CRA & Revenu Québec

Tax Annuity Laws in Canada

Annuities present a vehicle for the investment and payout of money set aside for retirement.

Rather than being a simple savings investment with a date of maturity, an annuity has a defined income portion after the investment period or purchase, paying out the investment in a structured way, usually monthly, to provide steady retirement income.

Annuities Explained

“An annuity is an agreement between you and a financial institution under which you agree to invest a certain amount of money,” says Christopher Liddiard, certified financial planner with Investors Group in London, Ontario, “and the financial institution agrees to make regular payments to you after a certain date, for a defined period of time.”

While the basic principle is straight-forward, features of individual annuities vary.

Payout duration divides annuities into two fundamental types: life annuities that pay the purchaser until death, and term annuities that pay for a predetermined length of time, for example 10 or 20 years. In both cases, monthly payment amounts are guaranteed.

Costs of annuities vary, depending on type and other features. An equal amount invested in both life and term annuities usually finds the life annuity paying out less over a longer time.

Canadian income tax regulations cover annuities in Part III, Annuities and Life Insurance Policies.

Prescribed Annuities

The purchase of annuities — as part of a registered retirement savings plan, or during the conversion of an RRSP to a registered retirement income fund — carries the tax-savings advantages inherent in registered plans.

Annuities that are not part of registered plans may be subject to heavier tax burdens, unless these have prescribed annuity status, which allows for more favorable taxation under section 304 of Canada’s income tax regulations.

As a prescribed annuity is paid out, each payment includes both interest income and a return of capital.
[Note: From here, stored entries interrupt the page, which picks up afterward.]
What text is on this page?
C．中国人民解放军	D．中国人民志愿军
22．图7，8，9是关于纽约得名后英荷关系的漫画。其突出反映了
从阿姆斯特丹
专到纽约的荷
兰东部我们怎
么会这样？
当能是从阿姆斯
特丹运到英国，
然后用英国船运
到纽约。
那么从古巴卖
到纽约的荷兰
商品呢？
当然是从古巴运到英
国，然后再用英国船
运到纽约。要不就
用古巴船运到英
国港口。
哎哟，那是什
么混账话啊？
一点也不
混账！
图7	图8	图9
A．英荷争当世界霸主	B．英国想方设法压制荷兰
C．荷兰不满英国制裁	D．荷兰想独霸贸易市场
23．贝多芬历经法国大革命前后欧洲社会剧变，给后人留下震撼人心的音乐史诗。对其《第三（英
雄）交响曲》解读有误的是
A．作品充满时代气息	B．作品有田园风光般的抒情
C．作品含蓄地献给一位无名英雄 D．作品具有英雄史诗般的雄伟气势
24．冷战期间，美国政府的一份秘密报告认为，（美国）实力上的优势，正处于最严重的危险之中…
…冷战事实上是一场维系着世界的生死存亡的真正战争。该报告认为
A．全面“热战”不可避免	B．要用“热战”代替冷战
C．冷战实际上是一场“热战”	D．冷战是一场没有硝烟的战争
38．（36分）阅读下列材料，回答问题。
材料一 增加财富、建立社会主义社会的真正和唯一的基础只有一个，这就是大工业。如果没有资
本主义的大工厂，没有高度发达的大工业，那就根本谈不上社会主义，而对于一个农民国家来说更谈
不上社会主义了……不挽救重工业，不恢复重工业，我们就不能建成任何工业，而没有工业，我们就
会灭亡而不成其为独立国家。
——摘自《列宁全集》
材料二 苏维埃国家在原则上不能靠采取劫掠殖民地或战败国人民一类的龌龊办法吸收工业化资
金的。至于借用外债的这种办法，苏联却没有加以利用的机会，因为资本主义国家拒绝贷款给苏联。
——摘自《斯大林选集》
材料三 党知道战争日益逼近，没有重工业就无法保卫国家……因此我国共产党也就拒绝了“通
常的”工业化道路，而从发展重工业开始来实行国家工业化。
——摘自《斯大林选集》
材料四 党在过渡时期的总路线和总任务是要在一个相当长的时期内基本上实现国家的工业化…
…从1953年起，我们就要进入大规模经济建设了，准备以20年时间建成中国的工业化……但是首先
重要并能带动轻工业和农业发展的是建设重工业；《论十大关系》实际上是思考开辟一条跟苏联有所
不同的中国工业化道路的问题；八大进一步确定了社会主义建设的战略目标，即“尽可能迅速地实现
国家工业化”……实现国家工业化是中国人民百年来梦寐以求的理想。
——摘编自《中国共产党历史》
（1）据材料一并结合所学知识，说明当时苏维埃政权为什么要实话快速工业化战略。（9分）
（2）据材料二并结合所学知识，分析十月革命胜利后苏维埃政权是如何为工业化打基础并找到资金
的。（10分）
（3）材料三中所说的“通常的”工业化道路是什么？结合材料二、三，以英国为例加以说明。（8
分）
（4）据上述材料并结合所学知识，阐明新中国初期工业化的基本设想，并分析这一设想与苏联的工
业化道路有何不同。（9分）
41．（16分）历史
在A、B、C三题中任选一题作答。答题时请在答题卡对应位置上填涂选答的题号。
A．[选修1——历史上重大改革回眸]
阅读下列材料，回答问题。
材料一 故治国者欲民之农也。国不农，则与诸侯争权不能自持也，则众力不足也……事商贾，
This strategy balances taxation by returning unprotected investment amounts early in the annuity.

Investment interest exchanges with investment capital as the money that earns growth later in the annuity, which is taxed as income and not as a capital gain, providing some tax sheltering outside of a registered retirement program.

Government Protection of Annuities

Selling and issuing annuities in Canada requires authorization under Canadian law, since one of the prime purposes of annuities provides for financial security of Canadians over time.

The Government Annuities Act and the Government Annuities Regulations made under the act set forth the definitions and operating principles for the issuance and control of annuities. Your annuity investments with life insurance companies are further protected through a not-for-profit organization called Assuris.

Funding for Assuris comes from the insurance industry itself, and has the endorsement of the Canadian government through the Insurance Companies Act of Canada.

Membership is required under law for all life insurance companies in Canada. In the case of failure of the company that holds your annuity, you are assured that at least 85 percent of its value is transferred to a healthy company.

Structured Settlement Annuities

Annuities are frequently part of injury settlements, such as those that occur after car accidents. To provide for and protect accident victims, the Canadian government introduced structured settlements to encourage the investment of settlement funds in secure plans.

These settlements can only be created with a court order or the consent of the insurance company paying a settlement amount. The investment itself remains under the ownership of the purchasing insurance company, but the payments are guaranteed to the settlement recipient.

Under sections 3 and 6 of the Income Tax Act, any income from damages or settlements is tax-free. In the case of a structured settlement, this includes gains through investment growth, so any income from annuities that are part of a structured settlement remains tax-free as well.